For today's Month of Food prompt, we are tasked with bringing you some silly food memories and/or traditions we have.
As with yesterday, I'm running on empty here. No judging, what I offer up is all I have.
My mother was an interesting woman. She was very smart, exceptionally creative and artistic, and had a flair for making something out of nothing. She played the guitar, could paint, was a seamstress, and her life was far too short. We grew up in an area which was generally middle class, but we were not. My dad had a very good job, but the house they got was big (4 kids), very old (about 200 years or so), and a total fixer upper. We didn't live a lavish lifestyle at all, money was exceptionally tight. My mother used to make my clothes. I hated that back then, now all I can say is how I wish I understood then what I do now, and how I wish she were here to design and make my clothes. The thing is, when you are 10, and in no way want to stand out in the crowd, home sewn clothes aren't the way to go. Let's just say I had immense character building in school as a child.
My mother made great effort to create a traditional home, and I mean old school authentic Colonial traditional. My one brother says something along the lines of "wasn't it great growing up in George Washington's home!" I laugh, but it's true. My mother loved traditional Colonial design, and we were surrounded by it. On a shoestring. She was always buying things at garage sales or picking things up at the curb to refinish, but she was super picky.... only traditional Colonial, aka what you'd find in George Washington's home as my brother says. By the time she finished with a project, it was a shining example of perfection. She had a flair for design, learned enough about antiques to "deal" a little bit further on down the line, and had an eye for good "bones" in furnishings as one would say. She filled her traditional Colonial home with those completely redone discards, and then at holidays all the stops came out with traditional super old fashioned decorating. This included the annual "making of the pomander balls." Every year we had to do this. We didn't use a pointy thing, nope, we had to stick the cloves one by one into the oranges weeks before Christmas so they would be ready on time. I absolutely hated doing them, my fingers would be stinging and raw doing them, but they got done. A week or so before Christmas, she would begin to rummage through her antique trunk which was absolutely packed with fabric remnants (you know, the bits and pieces from those odd dresses I was forced to wear that got me beat up that built character).

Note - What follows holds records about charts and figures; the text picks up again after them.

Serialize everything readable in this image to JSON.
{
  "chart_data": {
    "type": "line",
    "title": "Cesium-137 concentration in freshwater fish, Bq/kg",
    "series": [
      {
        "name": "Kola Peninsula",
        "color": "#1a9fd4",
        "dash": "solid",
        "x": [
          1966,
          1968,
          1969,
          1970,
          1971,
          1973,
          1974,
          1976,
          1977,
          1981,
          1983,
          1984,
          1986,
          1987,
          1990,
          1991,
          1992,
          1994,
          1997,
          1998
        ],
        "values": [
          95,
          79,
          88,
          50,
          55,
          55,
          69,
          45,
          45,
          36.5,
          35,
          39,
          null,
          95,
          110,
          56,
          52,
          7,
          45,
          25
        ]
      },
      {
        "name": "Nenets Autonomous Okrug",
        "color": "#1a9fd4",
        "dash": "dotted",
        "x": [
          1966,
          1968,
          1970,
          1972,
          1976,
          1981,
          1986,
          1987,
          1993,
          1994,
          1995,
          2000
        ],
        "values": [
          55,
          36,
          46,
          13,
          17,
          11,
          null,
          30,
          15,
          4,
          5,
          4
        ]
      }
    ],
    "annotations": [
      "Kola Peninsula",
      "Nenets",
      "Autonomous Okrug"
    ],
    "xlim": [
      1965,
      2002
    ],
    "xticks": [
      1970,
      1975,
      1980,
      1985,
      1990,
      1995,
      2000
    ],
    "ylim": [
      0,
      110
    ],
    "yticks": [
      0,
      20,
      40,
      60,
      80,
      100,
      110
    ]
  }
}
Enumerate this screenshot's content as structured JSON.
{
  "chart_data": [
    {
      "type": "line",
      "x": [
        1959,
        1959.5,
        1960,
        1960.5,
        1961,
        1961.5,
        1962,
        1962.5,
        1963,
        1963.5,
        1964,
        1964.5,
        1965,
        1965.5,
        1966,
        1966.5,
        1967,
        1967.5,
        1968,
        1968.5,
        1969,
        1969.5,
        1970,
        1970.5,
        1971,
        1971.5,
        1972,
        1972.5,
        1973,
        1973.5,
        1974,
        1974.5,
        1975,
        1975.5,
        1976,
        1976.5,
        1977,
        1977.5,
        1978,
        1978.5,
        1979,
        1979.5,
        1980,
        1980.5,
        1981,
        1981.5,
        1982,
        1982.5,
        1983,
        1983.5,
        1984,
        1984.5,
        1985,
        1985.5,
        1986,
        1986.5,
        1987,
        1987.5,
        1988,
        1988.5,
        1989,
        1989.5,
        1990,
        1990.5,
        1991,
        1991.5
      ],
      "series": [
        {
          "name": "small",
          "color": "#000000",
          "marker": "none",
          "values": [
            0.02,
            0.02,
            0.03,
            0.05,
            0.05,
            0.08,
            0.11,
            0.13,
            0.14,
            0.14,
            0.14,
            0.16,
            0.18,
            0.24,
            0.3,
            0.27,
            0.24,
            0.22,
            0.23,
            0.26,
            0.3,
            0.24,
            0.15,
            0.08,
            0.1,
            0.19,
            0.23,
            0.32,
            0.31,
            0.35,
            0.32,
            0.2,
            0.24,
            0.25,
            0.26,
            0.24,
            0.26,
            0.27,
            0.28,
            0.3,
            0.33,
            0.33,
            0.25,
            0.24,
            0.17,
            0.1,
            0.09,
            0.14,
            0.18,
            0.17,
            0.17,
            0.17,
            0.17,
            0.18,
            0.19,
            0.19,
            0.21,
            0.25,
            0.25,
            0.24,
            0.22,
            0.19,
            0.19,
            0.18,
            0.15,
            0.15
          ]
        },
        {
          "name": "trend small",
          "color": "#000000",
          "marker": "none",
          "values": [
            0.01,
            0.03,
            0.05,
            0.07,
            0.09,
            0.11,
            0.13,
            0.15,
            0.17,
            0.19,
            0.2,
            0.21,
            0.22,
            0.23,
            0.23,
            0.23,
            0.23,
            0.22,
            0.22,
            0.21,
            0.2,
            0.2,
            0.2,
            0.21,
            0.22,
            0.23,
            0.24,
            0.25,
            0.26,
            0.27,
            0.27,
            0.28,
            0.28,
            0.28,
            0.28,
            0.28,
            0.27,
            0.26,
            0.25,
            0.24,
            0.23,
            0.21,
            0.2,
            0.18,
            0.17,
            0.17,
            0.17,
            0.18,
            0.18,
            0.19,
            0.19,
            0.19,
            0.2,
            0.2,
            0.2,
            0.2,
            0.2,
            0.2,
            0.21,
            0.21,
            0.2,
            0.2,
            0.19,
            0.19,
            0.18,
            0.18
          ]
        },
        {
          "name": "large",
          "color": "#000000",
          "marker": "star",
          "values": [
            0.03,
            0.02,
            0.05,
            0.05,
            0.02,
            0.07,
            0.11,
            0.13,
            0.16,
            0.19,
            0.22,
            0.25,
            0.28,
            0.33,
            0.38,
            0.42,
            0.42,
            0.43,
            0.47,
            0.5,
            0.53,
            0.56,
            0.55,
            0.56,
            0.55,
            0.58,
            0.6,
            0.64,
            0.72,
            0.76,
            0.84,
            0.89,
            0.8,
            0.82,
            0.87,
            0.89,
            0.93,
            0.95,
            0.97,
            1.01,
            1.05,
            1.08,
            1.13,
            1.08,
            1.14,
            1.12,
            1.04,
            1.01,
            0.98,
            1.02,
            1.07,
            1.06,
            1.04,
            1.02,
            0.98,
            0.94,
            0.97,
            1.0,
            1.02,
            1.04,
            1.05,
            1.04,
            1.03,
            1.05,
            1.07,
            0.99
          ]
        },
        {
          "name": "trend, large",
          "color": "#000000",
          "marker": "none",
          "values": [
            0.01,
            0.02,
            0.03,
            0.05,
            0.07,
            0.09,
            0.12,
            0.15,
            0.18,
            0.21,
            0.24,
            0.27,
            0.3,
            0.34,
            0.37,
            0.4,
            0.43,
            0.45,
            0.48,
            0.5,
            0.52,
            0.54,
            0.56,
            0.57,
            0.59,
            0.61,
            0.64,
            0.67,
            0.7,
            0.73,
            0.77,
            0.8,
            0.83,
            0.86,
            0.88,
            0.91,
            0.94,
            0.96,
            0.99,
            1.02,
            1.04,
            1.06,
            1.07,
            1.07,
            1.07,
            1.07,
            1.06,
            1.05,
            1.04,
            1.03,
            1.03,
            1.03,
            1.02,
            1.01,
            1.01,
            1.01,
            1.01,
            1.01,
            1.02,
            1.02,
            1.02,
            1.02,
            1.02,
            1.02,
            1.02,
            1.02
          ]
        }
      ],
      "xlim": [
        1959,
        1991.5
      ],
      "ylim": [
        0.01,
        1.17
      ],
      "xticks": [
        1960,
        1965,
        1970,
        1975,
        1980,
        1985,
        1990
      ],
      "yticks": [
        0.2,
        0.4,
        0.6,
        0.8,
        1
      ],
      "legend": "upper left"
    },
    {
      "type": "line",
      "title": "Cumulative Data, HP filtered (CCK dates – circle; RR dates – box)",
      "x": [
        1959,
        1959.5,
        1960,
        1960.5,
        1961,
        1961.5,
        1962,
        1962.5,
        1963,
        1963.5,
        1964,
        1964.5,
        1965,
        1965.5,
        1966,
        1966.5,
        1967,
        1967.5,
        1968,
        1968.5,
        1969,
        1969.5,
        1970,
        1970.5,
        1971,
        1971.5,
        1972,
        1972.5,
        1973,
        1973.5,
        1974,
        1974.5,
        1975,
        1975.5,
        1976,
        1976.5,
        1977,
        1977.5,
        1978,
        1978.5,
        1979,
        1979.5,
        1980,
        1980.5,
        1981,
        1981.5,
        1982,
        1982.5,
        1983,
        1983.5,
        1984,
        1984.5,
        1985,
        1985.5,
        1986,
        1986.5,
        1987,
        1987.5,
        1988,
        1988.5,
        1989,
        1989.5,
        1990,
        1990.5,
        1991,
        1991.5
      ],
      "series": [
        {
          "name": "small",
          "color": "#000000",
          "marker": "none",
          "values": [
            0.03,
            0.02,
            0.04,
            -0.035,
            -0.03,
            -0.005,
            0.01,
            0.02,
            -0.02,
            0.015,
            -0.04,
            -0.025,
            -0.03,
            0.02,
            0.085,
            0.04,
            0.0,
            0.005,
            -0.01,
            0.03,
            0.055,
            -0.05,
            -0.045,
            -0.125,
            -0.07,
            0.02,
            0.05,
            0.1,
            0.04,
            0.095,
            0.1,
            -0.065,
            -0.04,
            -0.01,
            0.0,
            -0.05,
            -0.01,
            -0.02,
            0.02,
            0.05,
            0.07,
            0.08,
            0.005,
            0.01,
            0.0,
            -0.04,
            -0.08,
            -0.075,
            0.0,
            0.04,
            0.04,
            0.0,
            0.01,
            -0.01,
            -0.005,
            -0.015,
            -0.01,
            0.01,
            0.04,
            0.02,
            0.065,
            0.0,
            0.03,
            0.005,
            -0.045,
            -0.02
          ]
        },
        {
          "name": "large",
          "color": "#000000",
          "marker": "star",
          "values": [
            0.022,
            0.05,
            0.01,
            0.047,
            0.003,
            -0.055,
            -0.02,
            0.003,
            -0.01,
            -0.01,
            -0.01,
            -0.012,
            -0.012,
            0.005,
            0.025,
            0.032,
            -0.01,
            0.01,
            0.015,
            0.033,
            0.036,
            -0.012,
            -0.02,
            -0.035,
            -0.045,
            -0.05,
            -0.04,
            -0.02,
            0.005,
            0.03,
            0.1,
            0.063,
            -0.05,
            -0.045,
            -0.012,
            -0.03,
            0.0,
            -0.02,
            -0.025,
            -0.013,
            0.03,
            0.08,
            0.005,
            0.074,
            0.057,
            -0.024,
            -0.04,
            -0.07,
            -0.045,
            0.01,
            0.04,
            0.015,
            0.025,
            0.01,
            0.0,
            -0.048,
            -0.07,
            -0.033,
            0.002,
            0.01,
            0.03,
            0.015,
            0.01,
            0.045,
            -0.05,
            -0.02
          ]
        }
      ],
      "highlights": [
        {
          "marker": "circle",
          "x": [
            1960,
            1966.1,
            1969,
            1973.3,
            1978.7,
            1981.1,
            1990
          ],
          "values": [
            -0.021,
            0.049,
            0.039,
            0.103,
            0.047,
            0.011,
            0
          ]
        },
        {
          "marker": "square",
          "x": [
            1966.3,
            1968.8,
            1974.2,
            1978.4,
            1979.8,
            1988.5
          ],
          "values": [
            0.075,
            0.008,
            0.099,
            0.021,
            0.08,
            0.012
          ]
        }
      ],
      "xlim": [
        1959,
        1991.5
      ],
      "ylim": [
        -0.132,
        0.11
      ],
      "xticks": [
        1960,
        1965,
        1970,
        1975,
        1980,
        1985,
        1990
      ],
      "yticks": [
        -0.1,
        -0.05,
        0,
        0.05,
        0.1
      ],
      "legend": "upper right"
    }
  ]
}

She'd take her freshly sharpened pinking shears and cut the fabric just the right size, wrap the pomanders in the fabric, tie them with beautiful ribbon, then box them up for special people. Although the process of making them was something I dreaded every year, the finished product was something I truly looked forward to. They were magnificent. Talk about making something special out of practically nothing.... they were little bits of art. No one finished them the way she did.
When my mother died, I found a pomander ball that was about 20 years old hanging in her closet. That was a very chaotic time in my life; I did not keep that pomander, but remember to this day what it looked like, and that it still smelled so pretty. Of course there's many things I wish I kept, including the lone pomander.

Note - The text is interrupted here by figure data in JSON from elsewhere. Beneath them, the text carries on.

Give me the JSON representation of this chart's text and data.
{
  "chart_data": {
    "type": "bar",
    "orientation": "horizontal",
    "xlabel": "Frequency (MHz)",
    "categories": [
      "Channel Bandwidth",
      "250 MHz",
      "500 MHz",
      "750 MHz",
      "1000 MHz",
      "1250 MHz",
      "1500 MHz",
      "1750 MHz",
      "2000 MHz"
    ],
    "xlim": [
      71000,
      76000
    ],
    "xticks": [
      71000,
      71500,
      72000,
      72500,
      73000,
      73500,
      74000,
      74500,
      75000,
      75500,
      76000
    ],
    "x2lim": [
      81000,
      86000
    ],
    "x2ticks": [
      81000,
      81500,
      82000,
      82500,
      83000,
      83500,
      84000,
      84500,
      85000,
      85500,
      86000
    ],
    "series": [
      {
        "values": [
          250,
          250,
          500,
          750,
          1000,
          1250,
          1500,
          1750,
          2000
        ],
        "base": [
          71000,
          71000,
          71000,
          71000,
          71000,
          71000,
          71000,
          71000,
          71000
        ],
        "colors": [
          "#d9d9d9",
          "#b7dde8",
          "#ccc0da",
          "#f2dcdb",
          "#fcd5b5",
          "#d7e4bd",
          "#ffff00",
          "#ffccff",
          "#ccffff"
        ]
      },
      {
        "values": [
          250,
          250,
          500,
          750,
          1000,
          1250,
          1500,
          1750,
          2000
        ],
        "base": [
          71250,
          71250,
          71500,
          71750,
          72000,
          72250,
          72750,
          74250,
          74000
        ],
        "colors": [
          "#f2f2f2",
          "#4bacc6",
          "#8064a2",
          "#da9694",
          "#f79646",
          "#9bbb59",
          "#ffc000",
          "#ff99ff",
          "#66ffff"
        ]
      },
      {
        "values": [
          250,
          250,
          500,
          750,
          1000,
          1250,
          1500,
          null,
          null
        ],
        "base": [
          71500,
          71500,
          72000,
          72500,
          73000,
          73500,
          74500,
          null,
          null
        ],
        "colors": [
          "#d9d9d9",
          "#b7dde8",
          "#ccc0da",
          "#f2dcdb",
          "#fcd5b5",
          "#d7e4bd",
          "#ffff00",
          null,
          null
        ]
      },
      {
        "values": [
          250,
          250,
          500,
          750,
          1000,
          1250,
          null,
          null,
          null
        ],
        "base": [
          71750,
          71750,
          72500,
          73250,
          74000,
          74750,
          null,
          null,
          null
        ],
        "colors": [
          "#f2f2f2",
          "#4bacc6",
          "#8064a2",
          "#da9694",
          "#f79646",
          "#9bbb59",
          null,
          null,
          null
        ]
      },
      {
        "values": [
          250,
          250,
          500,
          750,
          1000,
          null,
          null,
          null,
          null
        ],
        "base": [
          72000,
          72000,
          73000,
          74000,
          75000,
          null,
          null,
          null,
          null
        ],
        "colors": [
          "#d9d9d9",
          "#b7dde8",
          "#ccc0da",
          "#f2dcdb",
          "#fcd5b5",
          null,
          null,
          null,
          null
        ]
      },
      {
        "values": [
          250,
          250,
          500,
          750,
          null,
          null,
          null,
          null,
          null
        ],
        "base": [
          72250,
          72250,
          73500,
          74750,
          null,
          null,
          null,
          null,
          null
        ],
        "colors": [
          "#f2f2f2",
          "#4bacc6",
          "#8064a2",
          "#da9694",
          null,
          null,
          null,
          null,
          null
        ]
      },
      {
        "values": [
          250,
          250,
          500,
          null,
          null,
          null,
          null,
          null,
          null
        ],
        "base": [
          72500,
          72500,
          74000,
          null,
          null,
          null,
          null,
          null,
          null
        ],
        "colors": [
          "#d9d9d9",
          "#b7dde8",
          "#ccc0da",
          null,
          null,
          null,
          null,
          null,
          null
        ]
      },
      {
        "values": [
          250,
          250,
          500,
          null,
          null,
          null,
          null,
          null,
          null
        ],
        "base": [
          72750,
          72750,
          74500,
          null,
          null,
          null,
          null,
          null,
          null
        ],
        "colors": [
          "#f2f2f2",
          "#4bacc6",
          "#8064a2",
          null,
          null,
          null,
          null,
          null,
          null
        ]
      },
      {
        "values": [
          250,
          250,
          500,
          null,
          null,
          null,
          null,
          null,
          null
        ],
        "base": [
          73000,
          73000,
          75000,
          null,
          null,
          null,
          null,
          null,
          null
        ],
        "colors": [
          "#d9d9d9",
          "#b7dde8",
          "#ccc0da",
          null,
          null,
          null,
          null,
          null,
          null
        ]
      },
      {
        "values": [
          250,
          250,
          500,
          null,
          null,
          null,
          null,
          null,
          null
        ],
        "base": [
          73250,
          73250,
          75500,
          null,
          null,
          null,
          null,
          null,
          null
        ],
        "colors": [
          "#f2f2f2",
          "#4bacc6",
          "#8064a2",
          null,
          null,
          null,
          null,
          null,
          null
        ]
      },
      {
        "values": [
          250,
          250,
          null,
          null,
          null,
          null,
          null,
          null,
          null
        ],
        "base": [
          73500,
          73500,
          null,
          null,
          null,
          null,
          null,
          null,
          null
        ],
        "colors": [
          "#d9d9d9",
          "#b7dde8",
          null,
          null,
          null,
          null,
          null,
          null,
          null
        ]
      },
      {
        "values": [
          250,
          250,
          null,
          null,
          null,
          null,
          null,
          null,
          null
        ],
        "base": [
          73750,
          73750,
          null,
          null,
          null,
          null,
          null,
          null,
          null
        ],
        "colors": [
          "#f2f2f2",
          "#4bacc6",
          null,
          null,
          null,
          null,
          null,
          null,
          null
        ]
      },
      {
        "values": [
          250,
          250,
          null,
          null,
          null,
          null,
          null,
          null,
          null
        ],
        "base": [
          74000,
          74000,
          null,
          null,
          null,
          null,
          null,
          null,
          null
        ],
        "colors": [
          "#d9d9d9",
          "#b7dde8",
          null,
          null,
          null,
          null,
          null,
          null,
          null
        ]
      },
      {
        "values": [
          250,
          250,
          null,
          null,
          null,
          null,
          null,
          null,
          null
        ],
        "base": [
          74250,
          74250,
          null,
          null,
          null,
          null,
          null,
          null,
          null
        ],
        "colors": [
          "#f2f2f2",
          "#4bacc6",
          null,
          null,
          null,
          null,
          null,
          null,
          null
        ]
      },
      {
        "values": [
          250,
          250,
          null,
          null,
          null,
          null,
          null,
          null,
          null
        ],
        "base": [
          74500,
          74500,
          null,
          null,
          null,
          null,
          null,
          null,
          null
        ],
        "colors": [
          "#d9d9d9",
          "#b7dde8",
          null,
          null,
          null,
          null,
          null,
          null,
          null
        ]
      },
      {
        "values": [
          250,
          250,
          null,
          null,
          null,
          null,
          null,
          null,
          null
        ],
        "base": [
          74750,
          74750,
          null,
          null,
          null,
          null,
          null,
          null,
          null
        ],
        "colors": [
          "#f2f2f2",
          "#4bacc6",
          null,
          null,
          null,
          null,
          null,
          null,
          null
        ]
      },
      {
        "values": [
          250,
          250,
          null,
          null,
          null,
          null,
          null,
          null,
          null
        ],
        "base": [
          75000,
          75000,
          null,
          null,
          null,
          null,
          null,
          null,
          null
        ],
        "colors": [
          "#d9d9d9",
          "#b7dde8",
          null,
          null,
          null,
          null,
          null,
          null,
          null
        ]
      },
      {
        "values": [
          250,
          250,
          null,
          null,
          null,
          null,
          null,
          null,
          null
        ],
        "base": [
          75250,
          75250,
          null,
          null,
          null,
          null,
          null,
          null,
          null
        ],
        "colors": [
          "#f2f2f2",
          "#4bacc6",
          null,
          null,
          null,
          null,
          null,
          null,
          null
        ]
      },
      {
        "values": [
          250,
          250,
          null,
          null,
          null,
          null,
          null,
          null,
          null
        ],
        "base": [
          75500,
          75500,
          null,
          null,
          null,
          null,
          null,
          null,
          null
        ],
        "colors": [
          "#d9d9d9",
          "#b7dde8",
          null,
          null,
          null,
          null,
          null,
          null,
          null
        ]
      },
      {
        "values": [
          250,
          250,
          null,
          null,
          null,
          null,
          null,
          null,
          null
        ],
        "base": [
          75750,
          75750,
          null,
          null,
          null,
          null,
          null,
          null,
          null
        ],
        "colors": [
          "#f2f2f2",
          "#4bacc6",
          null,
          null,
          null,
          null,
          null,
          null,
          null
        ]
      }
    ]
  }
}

Anyway, a few weeks ago, I was gifted with an abundance of Key limes and I decided to make some pomanders. I used a little toothpick to poke the holes, then stuffed them with cloves. This was about 7 weeks ago. They're all dried out, perfectly light, airy and fragrant. I will be threading the ribbon through them this weekend, and probably dressing the ribbon with some fancy beads or doo-dads before I decide what to do with them. But, for today, I jammed on a piece of white ribbon and took this picture:
Here's approximately what I used to make roughly 20 pomanders:
3/4 cup orris root
2T cinnamon
1T allspice
1T cloves
1T nutmeg
You can make pomanders with your choice of citrus. I've only ever done oranges though, and these Key limes. You can make little designs in your fruit, or stud them full like I did. Leave room at the top and bottom for a hole to slip the ribbon through when they dry out.

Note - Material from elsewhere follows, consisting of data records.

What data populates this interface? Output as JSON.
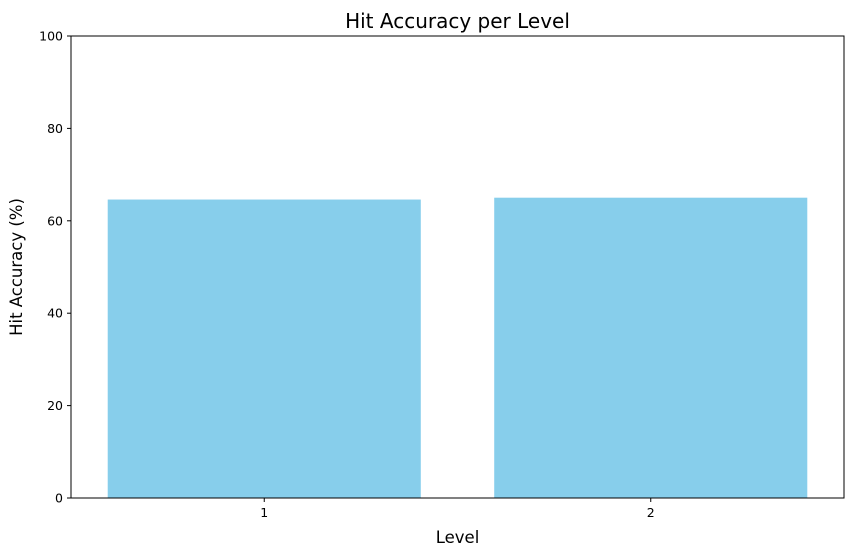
{
  "chart_data": {
    "type": "bar",
    "title": "Hit Accuracy per Level",
    "xlabel": "Level",
    "ylabel": "Hit Accuracy (%)",
    "categories": [
      "1",
      "2"
    ],
    "values": [
      64.6,
      65.0
    ],
    "ylim": [
      0,
      100
    ],
    "yticks": [
      0,
      20,
      40,
      60,
      80,
      100
    ],
    "bar_color": "#87CEEB",
    "grid": false,
    "legend": "none"
  }
}
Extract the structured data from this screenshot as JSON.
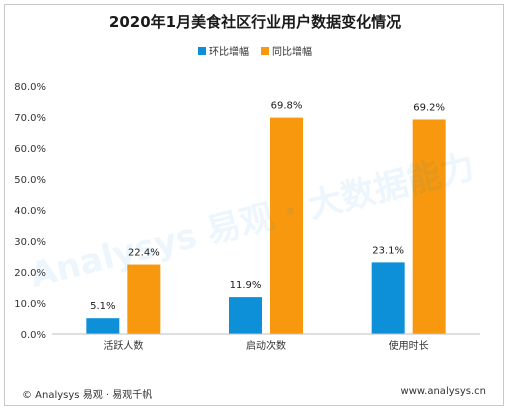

Stud your fruit with cloves, mix up your spices, pour the spices into a brown bag, and toss in your studded fruit. Shake the bag a couple times a week so the fruit rotates, and keep in a cool spot to allow them to dry. Mine probably were ready in about 2-3 weeks because Key limes are so small, but plan on about 3-4 weeks for an orange.
It's not a silly memory, and it's not something you'd eat, but these are food ingredients, of course they're vegan, and I was able to throw in a memory/story for you.
Somehow I just don't picture Martha Washington making pomanders.
Plant strong forever.
xo
What a sweet memory! I love the sound of your colonial house as well. Clothes-making is such a valuable skill, I have a few friends who always make their own and I'm so impressed. Of course, all kids just want to blend in as much as possible!